Они упаковали всю одежду и книжки и любимые игрушки. Винни даже не плакала – настолько она была оглушена – и старалась затягивать сборы, надеясь на возвращение отца, но вскоре поняла, что это бесполезно.

У тротуара ждал черный автомобиль с открытой дверцей и багажником. Тетя Линн загрузила коробки и усадила девочку на заднее сиденье. С водительского места к ней повернулась улыбчивая блондинка.

– Вас приветствует командир экипажа «Линн и Лена»! Пристегните ремни!

Винни не ответила, лишь закрыла глаза и даже не оглянулась, когда они отъезжали.

За всю последующую жизнь она так и не смогла забыть тот день и первый горький урок: как легко можно отставить ребенка в сторону, будто ненужную вещь. Повзрослев, она поняла, что и у больших нет защиты: неугодную жену так же просто задвинуть в угол, как и дочь.

И теперь, в свои восемьдесят два, она встретила одинокую девушку с нежным сердцем; как и та далекая девочка, она заслуживала лучшей участи. Две добрые женщины помогли брошенной малышке превратиться в сильную личность – теперь ее очередь помочь другой.

Если Винни сумеет настоять на своем – а когда было иначе? – Меган снова будет счастлива.

На семинаре по теории цвета Меган приберегла места для Донны и Грейс. К счастью, Грейс села рядом, не дожидаясь приглашения.

В качестве первого задания Гвен велела выбрать любимый цвет и закрасить один сегмент диаграммы, затем, постепенно подмешивая белила, заполнить остальные части полученными вариациями.

Донна принялась было склонять Меган к фиолетовому, но та проворно схватила синий тюбик. Грейс выбрала красный, а Донна – желтый.

– Кто-то же должен быть смелым! – заявила она.

– Ну и в чем тут смелость? – подначила Меган.

– Некоторые художницы вообще отказываются использовать желтый, а некоторые берут так много, что он затмевает остальные цвета, – пояснила Грейс. – Очень трудно соблюсти баланс.

– Да к тому же попробуй найди нужный оттенок, – добавила Донна. – Ищешь сливочный, а в магазине приходится выбирать между «одуванчиком» и «канарейкой».
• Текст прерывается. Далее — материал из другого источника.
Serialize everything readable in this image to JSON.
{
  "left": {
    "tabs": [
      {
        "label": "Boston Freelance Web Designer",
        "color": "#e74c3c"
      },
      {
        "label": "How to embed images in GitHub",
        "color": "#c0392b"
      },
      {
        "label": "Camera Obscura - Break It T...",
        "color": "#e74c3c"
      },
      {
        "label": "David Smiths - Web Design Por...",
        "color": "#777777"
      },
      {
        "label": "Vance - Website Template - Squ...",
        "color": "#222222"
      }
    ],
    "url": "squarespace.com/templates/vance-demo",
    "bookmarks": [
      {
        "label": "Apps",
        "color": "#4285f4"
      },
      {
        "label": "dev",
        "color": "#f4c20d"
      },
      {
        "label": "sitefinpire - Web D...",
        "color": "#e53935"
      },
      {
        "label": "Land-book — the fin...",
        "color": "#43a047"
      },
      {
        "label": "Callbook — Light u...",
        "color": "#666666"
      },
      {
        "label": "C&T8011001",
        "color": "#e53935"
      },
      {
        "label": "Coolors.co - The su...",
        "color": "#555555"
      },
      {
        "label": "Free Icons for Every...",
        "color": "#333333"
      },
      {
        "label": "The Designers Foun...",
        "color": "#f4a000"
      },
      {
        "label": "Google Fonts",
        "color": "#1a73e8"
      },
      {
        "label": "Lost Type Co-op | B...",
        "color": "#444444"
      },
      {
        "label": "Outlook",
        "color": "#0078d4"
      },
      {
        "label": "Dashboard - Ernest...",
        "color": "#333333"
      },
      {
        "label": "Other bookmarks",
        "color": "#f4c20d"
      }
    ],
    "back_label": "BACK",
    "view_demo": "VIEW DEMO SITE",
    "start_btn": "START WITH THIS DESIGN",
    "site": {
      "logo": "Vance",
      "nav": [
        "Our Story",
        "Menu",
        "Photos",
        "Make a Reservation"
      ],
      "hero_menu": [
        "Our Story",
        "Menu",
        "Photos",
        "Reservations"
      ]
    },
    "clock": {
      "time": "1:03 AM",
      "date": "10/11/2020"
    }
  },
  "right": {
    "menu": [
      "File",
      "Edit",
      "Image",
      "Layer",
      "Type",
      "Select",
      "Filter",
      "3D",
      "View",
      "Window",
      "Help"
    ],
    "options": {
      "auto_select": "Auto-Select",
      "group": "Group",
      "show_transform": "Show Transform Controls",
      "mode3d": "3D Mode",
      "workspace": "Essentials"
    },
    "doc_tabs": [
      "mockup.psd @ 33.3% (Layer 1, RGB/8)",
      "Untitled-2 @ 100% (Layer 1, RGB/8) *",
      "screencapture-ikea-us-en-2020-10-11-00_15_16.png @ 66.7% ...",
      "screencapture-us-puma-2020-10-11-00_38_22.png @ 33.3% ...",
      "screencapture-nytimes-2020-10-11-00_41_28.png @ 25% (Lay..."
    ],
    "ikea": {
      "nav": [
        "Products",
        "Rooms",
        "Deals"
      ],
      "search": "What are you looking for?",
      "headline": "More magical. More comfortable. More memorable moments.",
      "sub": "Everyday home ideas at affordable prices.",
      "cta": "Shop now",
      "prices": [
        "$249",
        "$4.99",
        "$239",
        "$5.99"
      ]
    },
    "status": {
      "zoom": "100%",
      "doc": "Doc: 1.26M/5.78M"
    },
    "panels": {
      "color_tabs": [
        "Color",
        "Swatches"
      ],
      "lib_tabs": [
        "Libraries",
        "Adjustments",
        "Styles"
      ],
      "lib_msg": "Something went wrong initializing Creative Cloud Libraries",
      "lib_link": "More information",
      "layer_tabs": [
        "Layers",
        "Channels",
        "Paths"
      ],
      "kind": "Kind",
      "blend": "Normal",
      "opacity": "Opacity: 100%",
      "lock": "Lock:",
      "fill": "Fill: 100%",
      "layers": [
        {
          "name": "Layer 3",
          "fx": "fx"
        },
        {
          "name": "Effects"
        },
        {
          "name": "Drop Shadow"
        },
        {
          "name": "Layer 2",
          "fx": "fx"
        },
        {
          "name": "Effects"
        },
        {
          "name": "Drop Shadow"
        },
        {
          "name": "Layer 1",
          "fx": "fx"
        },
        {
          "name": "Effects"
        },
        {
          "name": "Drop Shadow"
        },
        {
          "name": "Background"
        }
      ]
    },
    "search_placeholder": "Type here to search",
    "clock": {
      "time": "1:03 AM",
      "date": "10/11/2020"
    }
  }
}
– Я недавно пробовала сама красить ткань. – Грейс, нахмурившись, разглядывала кончик кисточки. – Хотя какое там «недавно» – уже больше года прошло. Да и вообще…

– А у меня наоборот, – пожаловалась Донна. – Столько проектов, что закончить все не получится – просто не доживу.
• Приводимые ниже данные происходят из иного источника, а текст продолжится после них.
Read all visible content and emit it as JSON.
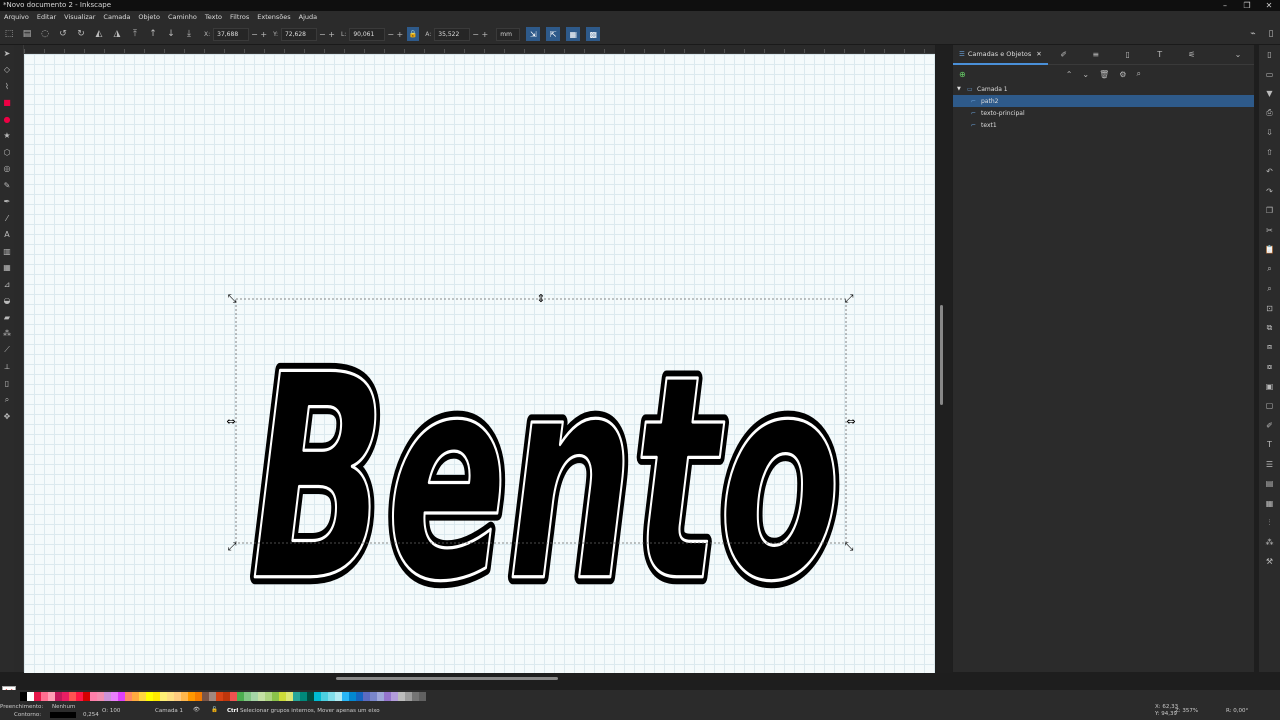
{
  "window": {
    "title": "*Novo documento 2 - Inkscape"
  },
  "menu": [
    "Arquivo",
    "Editar",
    "Visualizar",
    "Camada",
    "Objeto",
    "Caminho",
    "Texto",
    "Filtros",
    "Extensões",
    "Ajuda"
  ],
  "toolbar": {
    "x_label": "X:",
    "x_value": "37,688",
    "y_label": "Y:",
    "y_value": "72,628",
    "w_label": "L:",
    "w_value": "90,061",
    "h_label": "A:",
    "h_value": "35,522",
    "unit": "mm"
  },
  "canvas": {
    "text": "Bento"
  },
  "dock": {
    "tab_label": "Camadas e Objetos",
    "layers": [
      {
        "name": "Camada 1",
        "level": 0,
        "selected": false
      },
      {
        "name": "path2",
        "level": 1,
        "selected": true
      },
      {
        "name": "texto-principal",
        "level": 1,
        "selected": false
      },
      {
        "name": "text1",
        "level": 1,
        "selected": false
      }
    ]
  },
  "palette": [
    "#000000",
    "#ffffff",
    "#e6194b",
    "#ff6f91",
    "#ff9eb5",
    "#c2185b",
    "#e91e63",
    "#ff5252",
    "#ff1744",
    "#d50000",
    "#ff80ab",
    "#f48fb1",
    "#ce93d8",
    "#ea80fc",
    "#e040fb",
    "#ff8a65",
    "#ffab40",
    "#ffd740",
    "#ffff00",
    "#ffea00",
    "#fff176",
    "#ffe082",
    "#ffcc80",
    "#ffb74d",
    "#ff9800",
    "#f57c00",
    "#795548",
    "#a1887f",
    "#d84315",
    "#bf360c",
    "#ef5350",
    "#4caf50",
    "#81c784",
    "#a5d6a7",
    "#c5e1a5",
    "#aed581",
    "#8bc34a",
    "#cddc39",
    "#dce775",
    "#26a69a",
    "#00897b",
    "#004d40",
    "#00bcd4",
    "#4dd0e1",
    "#80deea",
    "#b2ebf2",
    "#29b6f6",
    "#0288d1",
    "#1565c0",
    "#5c6bc0",
    "#7986cb",
    "#9fa8da",
    "#9575cd",
    "#b39ddb",
    "#bdbdbd",
    "#9e9e9e",
    "#757575",
    "#616161"
  ],
  "status": {
    "fill_label": "Preenchimento:",
    "fill_value": "Nenhum",
    "stroke_label": "Contorno:",
    "stroke_width": "0,254",
    "opacity_label": "O:",
    "opacity_value": "100",
    "layer": "Camada 1",
    "message_key": "Ctrl",
    "message": "Selecionar grupos internos, Mover apenas um eixo",
    "x_coord": "X: 62,33",
    "y_coord": "Y: 94,39",
    "zoom": "Z: 357%",
    "rotation": "R: 0,00°"
  }
}
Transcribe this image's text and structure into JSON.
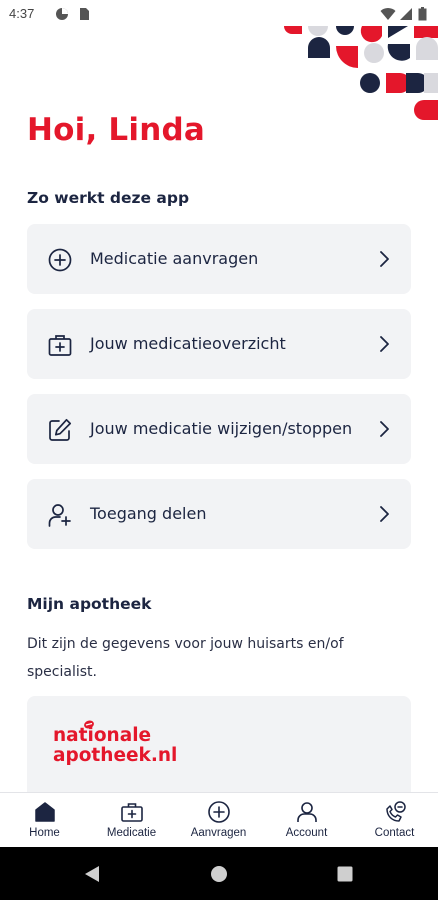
{
  "status_bar": {
    "time": "4:37",
    "icons": [
      "data-saver-icon",
      "sim-card-icon",
      "wifi-icon",
      "signal-icon",
      "battery-icon"
    ]
  },
  "greeting": "Hoi, Linda",
  "how_it_works": {
    "title": "Zo werkt deze app",
    "items": [
      {
        "label": "Medicatie aanvragen",
        "icon": "plus-circle-icon"
      },
      {
        "label": "Jouw medicatieoverzicht",
        "icon": "medical-kit-icon"
      },
      {
        "label": "Jouw medicatie wijzigen/stoppen",
        "icon": "edit-icon"
      },
      {
        "label": "Toegang delen",
        "icon": "add-user-icon"
      }
    ]
  },
  "my_pharmacy": {
    "title": "Mijn apotheek",
    "description": "Dit zijn de gegevens voor jouw huisarts en/of specialist.",
    "logo_line1": "nationale",
    "logo_line2": "apotheek.nl"
  },
  "bottom_nav": {
    "items": [
      {
        "label": "Home",
        "icon": "home-icon",
        "active": true
      },
      {
        "label": "Medicatie",
        "icon": "medical-kit-icon",
        "active": false
      },
      {
        "label": "Aanvragen",
        "icon": "plus-circle-icon",
        "active": false
      },
      {
        "label": "Account",
        "icon": "user-icon",
        "active": false
      },
      {
        "label": "Contact",
        "icon": "phone-chat-icon",
        "active": false
      }
    ]
  },
  "colors": {
    "brand_red": "#e4172b",
    "navy": "#1c2541",
    "card_bg": "#f2f3f5",
    "deco_grey": "#d9d9de"
  }
}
– А ты делай как моя мама, – посоветовала Меган. – У нее все начатые одеяла лежат в отдельных коробочках, и на каждой она пишет имя какой-нибудь подруги. Если, боже сохрани, мама умрет, каждая получит свою коробочку и подумает, что одеяло шили специально для нее. Впрочем, недоброжелателей она тоже записывает: говорит, это шикарный способ собрать на похоронах побольше плакальщиц, раздираемых чувством вины.

Грейс засмеялась, но Донну передернуло:

– Брр, какая жуть!

Меган улыбнулась про себя. Донна просто не знакома с мамой и ее особым чувством юмора. Жаль, что сама она унаследовала отцовский прагматизм: может, тогда ей было бы проще посмеяться над своими неудачами. И проблема с враньем Робби не давила бы так…

– У тебя творческий кризис из-за дочери? – спросила Донна Грейс.

Та замешкалась.

– Ну… да, отчасти. – Добавив еще капельку белого, она старательно размешала новый оттенок. – Джастина встречается со стариком, а мне ничего не рассказывает; даже не знаю, что хуже…

Меган вспомнила свои тщетные попытки ходить на свидания после развода.

– Может, она сперва хочет убедиться, что все серьезно?

– В том-то и дело! У них наверняка дело зашло далеко, раз она познакомила его с сыном. У нее на этот счет твердые принципы. – Грейс вздохнула. – Кажется, я ответила на свой вопрос: хуже всего то, что она мне не сказала. Может, он – приличный человек.

– Наверняка так и есть, – попыталась успокоить ее Меган.

Донна покачала головой:

– Я вот тоже все пытаюсь себя убедить насчет Брэндона – это жених дочери, но в глубине души ворочается сомнение – что-то не так! Может, я выдумываю на пустом месте?

Грейс сочувственно кивнула. Глядя на двух женщин, объединенных общей проблемой, Меган задумалась и о своем ребенке. Как помочь ему избежать родительских ошибок?

Тут в ней проснулся здравый смысл: о будущих отношениях Робби можно начинать беспокоиться лет через двадцать, не раньше, – еще полно времени, чтобы подготовиться.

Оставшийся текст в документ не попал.